Ia langsung melesat jauh untuk pergi ke rumah sakit permata.
Ia berlari, ingin cepat-cepat menemui Ayu. Sampai di ruangannya, dokter Aditama sudah menunggu di sana.
"A..lan.." lirih Ayu.
"Iya mah." Alan langsung menggenggam tangan Ayu, dan duduk di sampingnya.
"Alan, ibumu belum terlalu pulih. Ini benar-benar mukjizat, jangan banyak bicara karena baru saja sadar dari koma selama kurang lebih 2 tahun. 2 hari kemudian baru kamu ajak bicara untuk
melancarkan dan latihan berjalan juga." jelas Aditama.
"Baik om." Alan sangat bahagia. Ibunya- Ayu sudah kembali.
***
"Assalamualaikum, ayah pulang." celetuk Aditama tiba-tiba.
"Waalaikumsalam, langsung makan atau mandi dulu?" Tanya Maya.
"Mandi deh, gerah.

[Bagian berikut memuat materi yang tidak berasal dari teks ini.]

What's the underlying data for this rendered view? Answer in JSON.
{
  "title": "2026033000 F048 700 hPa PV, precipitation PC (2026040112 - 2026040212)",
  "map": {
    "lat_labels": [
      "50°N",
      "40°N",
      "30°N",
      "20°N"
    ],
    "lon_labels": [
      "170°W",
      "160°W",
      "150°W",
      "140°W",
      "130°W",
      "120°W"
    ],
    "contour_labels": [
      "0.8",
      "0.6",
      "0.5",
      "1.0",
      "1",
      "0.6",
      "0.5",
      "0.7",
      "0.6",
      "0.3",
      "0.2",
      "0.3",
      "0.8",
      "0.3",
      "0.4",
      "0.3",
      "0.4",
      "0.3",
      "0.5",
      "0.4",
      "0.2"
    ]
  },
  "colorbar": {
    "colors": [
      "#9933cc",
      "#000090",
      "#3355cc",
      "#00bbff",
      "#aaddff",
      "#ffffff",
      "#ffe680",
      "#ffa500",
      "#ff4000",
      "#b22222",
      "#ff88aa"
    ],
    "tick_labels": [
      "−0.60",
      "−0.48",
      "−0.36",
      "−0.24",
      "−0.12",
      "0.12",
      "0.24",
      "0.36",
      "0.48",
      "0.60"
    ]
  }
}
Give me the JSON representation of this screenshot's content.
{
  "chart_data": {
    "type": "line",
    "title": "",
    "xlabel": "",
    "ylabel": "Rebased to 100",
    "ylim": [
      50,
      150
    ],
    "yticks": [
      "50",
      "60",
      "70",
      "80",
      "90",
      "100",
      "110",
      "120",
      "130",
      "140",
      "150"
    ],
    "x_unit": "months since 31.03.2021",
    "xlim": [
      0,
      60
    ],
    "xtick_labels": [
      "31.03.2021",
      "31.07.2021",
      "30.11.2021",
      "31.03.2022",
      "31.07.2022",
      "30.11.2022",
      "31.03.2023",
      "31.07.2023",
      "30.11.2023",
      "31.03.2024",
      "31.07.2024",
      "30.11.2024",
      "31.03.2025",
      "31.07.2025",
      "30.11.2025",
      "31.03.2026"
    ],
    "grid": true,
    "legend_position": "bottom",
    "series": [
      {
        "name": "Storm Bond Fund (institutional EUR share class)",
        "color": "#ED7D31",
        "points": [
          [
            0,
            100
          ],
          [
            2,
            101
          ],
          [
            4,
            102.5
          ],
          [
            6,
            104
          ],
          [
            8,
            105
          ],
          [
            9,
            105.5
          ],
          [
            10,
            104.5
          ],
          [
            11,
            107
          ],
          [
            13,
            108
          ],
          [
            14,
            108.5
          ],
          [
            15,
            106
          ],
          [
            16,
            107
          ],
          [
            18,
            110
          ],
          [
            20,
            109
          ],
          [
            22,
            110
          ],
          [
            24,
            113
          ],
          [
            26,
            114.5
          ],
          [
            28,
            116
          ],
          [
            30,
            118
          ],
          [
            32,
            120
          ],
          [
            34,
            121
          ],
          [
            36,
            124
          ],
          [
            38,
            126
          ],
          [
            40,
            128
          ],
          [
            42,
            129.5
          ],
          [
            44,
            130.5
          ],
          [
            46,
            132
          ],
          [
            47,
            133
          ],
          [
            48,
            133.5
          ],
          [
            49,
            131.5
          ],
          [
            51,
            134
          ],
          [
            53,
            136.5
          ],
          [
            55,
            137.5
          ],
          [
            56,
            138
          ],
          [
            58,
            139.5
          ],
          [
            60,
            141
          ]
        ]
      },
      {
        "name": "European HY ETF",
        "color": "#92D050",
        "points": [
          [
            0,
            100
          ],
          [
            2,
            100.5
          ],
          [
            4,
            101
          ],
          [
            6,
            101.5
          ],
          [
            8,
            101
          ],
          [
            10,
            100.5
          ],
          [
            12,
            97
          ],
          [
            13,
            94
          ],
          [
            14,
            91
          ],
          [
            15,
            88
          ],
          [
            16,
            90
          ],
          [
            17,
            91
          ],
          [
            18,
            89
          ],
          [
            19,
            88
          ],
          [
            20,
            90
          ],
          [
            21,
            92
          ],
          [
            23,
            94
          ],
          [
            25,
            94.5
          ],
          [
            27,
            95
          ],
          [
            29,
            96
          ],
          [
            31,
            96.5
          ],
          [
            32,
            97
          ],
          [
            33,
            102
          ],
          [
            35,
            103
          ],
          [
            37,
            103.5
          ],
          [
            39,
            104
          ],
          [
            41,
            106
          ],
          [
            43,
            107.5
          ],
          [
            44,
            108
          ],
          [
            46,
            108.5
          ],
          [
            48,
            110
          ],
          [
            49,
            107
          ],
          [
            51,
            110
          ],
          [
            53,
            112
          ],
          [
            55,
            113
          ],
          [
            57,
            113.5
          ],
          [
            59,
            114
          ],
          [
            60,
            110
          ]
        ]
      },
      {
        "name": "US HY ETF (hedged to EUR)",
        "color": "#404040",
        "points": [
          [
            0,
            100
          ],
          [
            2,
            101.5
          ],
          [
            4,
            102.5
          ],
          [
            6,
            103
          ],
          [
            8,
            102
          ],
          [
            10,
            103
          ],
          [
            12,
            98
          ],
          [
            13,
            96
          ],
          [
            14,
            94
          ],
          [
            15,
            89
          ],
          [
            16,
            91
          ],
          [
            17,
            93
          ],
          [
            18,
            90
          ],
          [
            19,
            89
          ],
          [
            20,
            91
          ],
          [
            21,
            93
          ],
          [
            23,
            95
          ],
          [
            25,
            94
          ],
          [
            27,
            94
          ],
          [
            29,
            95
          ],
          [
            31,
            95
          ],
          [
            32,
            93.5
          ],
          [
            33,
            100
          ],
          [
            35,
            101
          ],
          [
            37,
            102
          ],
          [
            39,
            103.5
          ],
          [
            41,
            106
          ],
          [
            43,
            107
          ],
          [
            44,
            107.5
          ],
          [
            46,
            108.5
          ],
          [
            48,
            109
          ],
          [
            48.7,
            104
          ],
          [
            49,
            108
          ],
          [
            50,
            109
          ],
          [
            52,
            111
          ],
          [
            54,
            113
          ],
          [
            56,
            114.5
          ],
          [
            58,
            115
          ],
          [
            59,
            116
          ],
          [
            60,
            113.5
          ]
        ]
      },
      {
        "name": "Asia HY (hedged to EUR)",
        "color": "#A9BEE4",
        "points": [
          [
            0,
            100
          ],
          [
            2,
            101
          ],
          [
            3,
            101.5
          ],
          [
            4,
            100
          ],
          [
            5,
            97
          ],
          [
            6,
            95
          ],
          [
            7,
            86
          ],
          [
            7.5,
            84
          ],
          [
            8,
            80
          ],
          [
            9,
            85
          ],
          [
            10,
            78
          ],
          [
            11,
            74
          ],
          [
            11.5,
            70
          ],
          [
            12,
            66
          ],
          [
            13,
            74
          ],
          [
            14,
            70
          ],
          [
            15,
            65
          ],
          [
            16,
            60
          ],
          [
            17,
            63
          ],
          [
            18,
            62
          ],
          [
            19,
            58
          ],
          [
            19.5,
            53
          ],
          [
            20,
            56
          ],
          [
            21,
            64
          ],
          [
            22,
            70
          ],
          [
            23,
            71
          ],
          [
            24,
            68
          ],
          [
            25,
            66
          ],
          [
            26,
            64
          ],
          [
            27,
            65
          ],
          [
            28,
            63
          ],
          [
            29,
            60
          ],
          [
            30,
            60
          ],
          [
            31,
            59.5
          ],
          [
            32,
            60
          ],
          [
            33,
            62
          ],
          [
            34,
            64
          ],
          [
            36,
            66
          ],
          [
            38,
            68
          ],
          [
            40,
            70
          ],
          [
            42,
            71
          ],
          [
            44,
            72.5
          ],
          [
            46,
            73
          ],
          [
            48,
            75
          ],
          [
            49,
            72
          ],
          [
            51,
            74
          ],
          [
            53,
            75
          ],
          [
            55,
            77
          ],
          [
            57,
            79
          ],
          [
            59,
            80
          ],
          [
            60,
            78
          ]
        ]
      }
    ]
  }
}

Aluna dan Burhan mana?" Tanya Aditama.
"Lagi dikamarnya, oh iya katanya Burhan lusa harus berangkat ke Amsterdam." ucap Maya. Burhan memang kuliah di sana, ia mendapatkan beasiswa kedokteran.
"Yaudah nanti ayah bicara sama dia. Mau mandi dulu."
Setelah suaminya masuk ke kamar mandi, Maya menyiapkan makanan untuk makan malam.
Maya menyediakan sayur sop, ayam goreng dan sambal pedas. Sederhana namun kehangatan keluarga yang terpenting. Ia kemudian menaiki tangga menuju kamar Burhan dan Aluna.
"Burhan, Aluna cepet turun. Kita makan malem." perintah Maya di depan kamar mereka. Kamarnya memang berhadapan.
Mereka sudah berkumpul di meja makan, makan bersama ada sesuatu hal yang sangat mereka rindukan. Karena Burhan harus berpisah dan hanya sesekali pulang.
"Ayu, sekarang sudah sadar dan keadaannya membaik." ujar Aditama tiba-tiba.
"Alhamdulillah akhirnya Ayu bisa melewati komanya." Maya sangat bersyukur jika sahabatnya itu sadar dari komanya.
"Iya alhamdulillah banget" Ucap Aluna.
"Besok kita kesana ya" ajak Maya.
"Iya bun" diangguki oleh Aluna dan Burhan.
"Aluna ke kamar dulu" pamit Aluna.
Aluna duduk di kursi belajarnya, ia memainkan ponselnya. Membuka aplikasi Instagram. Ia melirik jam dinding, 20.13.
Masih sore ternyata. Di sebelah jam dinding itu, terdapat foto 2 balita. Alan dan Aluna. Aluna kemudian berfikir untuk mencari Ig Alan.
Ia mengetik Alan, namun yang keluar bukan Alan yang ia maksud. Ia baru ingat. Lio, teman Alan itu follow dirinya.
Mengetik Lio Adnan dan mengutak-atiknya. Tak lama akhirnya ketemu.
AlanFidelyo, tidak banyak foto yang di unggah oleh Alan. Namun ada banyak foto yang mengambil perhatian Aluna. Alan terlihat ceria di samping gadis cantik itu. Tidak seperti sekarang, Aluna pun tidak menyangka Alan mempunyai pacar.
"Gila ni orang ceweknya cantik juga." tutur Aluna berbicara pada dirinya sendiri. Scroll sampai bawah, banyak foto Alan dengan gadis itu.
"Kok gue jadi kepoin si bisu sih." Aluna langsung membuang ponselnya ke kasur. Ia tidak habis pikir dengan dirinya kenapa harus mencari tahu tentang si bisu.